I would also be lying if I said that faith felt like enough; it often does not.  But, while how I feel is not nothing for me, it is also not everything either (There is a life at the center of the universe making all of life and existence possible and it is not mine).  This is where a poem written in prison by Dietrich Bonhoeffer, the German pastor and theologian that was executed by the Nazis, speaks calmly and best:

Who am I?  They often tell me
I step out from my cell
calm and cheerful and poised,
like a squire from his manor.

Who am I?  They often tell me
I speak with my guards
freely, friendly and clear,
as though I were the one in charge.

Who am I? They also tell me
I bear days of calamity
serenely, smiling and proud,
like one accustomed to victory.

Am I really what others say of me?
Or am I only what I know of myself?
Restless, yearning, sick, like a caged bird,
struggling for life breath, as if I were being strangled,
starving for colors, for flowers, for birdsong,
thirsting for kind words, human closeness
shaking with rage at power lust and pettiest insult,
tossed about, waiting fro great things to happen,
helplessly fearing for friends so far away,
too tired and empty to pray, to think, to work,
weary and ready to take my leave of it all?
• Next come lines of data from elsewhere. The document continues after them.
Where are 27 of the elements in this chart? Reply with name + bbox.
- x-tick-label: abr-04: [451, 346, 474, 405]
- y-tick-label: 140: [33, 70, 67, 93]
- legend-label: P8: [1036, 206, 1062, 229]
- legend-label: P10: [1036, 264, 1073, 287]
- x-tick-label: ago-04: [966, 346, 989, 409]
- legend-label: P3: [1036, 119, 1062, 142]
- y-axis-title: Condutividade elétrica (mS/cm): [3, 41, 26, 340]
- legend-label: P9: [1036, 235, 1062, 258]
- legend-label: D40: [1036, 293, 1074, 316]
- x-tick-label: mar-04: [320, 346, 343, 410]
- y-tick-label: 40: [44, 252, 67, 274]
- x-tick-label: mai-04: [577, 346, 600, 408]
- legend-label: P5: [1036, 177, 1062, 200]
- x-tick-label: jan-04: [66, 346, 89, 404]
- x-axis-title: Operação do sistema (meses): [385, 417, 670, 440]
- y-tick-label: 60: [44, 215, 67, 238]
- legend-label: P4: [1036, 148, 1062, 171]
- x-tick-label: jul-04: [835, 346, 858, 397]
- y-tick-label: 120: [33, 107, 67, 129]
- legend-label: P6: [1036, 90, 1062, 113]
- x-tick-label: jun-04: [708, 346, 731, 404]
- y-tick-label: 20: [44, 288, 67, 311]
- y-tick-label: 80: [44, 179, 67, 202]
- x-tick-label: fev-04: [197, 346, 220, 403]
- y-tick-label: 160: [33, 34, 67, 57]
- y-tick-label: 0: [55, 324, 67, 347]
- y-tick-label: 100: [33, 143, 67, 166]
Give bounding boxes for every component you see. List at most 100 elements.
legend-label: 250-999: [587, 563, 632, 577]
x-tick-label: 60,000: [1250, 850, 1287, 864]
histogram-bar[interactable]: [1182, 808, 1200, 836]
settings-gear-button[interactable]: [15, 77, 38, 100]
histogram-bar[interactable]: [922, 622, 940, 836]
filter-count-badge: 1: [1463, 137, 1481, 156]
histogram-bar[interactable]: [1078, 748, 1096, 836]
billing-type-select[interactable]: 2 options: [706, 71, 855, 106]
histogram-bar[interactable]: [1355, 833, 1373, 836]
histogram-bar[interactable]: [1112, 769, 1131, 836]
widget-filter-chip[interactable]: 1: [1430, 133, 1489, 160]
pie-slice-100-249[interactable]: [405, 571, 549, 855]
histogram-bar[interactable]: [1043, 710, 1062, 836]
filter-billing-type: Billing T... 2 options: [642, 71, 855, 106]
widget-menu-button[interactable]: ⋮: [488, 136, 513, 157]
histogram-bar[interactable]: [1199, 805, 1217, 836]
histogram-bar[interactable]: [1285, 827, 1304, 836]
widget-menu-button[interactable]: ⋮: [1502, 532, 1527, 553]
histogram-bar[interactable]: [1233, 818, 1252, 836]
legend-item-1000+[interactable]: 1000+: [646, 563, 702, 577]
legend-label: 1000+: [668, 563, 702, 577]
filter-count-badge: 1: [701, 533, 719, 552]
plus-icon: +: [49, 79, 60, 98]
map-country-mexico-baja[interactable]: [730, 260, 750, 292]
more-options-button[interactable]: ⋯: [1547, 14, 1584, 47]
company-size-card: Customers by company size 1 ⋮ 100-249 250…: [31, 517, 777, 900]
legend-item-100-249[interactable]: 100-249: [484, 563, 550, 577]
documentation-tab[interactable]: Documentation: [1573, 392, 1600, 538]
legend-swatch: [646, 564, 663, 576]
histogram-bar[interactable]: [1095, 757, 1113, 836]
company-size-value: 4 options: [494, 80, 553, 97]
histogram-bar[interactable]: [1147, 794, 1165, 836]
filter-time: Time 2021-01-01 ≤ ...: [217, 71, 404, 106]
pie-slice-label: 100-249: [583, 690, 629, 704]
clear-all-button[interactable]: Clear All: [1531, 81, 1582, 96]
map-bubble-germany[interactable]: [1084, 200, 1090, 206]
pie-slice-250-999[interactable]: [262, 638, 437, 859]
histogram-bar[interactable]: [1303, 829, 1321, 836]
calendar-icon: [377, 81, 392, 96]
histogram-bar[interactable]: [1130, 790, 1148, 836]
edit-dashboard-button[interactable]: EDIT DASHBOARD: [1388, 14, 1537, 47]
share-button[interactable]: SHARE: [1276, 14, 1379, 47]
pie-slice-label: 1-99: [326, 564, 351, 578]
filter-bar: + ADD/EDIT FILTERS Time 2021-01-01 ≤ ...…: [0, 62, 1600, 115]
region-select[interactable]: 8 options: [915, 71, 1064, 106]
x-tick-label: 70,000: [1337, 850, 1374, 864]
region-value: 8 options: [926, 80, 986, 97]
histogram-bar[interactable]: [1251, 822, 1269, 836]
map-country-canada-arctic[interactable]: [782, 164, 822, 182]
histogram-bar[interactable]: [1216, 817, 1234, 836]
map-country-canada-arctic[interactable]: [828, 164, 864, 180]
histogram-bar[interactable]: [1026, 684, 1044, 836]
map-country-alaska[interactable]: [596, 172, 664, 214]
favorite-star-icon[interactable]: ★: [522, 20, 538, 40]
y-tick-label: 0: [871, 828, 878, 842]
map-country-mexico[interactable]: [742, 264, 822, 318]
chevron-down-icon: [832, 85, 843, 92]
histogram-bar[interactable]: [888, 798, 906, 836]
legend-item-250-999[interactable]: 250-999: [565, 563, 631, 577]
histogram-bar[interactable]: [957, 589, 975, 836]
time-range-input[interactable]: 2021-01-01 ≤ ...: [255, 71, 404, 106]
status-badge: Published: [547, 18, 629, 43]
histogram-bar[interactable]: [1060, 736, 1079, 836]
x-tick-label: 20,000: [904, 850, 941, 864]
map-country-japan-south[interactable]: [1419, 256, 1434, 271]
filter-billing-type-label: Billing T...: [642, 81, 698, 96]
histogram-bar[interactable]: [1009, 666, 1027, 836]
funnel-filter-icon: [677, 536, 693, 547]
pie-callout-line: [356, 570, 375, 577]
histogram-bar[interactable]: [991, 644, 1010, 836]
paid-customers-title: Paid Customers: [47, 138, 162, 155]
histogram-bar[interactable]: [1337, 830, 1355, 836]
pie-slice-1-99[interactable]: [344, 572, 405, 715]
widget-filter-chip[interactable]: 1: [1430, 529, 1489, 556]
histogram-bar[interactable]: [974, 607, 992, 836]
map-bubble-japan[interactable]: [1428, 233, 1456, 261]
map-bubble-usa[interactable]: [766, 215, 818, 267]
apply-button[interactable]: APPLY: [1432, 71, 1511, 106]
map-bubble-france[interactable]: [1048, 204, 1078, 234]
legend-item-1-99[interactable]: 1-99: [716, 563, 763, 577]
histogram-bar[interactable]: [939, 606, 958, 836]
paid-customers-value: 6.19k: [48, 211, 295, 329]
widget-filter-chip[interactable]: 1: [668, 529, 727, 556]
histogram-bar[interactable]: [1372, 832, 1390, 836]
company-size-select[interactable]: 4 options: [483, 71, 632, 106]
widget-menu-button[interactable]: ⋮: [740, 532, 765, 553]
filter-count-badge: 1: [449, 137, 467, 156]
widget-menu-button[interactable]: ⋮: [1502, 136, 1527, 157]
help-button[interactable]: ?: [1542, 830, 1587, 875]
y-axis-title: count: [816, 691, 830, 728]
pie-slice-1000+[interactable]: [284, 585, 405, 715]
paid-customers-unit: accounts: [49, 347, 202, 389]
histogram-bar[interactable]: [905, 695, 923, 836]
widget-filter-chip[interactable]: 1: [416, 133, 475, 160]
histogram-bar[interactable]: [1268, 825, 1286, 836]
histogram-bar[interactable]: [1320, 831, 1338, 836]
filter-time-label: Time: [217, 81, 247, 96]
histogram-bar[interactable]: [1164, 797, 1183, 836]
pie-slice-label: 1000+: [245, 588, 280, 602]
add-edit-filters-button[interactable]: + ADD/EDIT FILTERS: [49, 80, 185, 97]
Who am I?  This one or the other?
Am I this one today and tomorrow another?
Am I both at once?  Before others a hypocrite
and in my own eye a pitiful, whimpering weakling?
Or is what remains in me like a defeated army,
Fleeing in disarray from victory already won?

Who am I?  They mock me, these lonely questions of mine.
Whoever I am, thou knowest, O God, I am yours.

(Bonhoeffer, Dietrich. Letters and Papers From Prison
in the Dietrich Bonhoeffer Works, Vol 8.  Minneapolis: Fortress Press, 2010. Pp. 459-460.)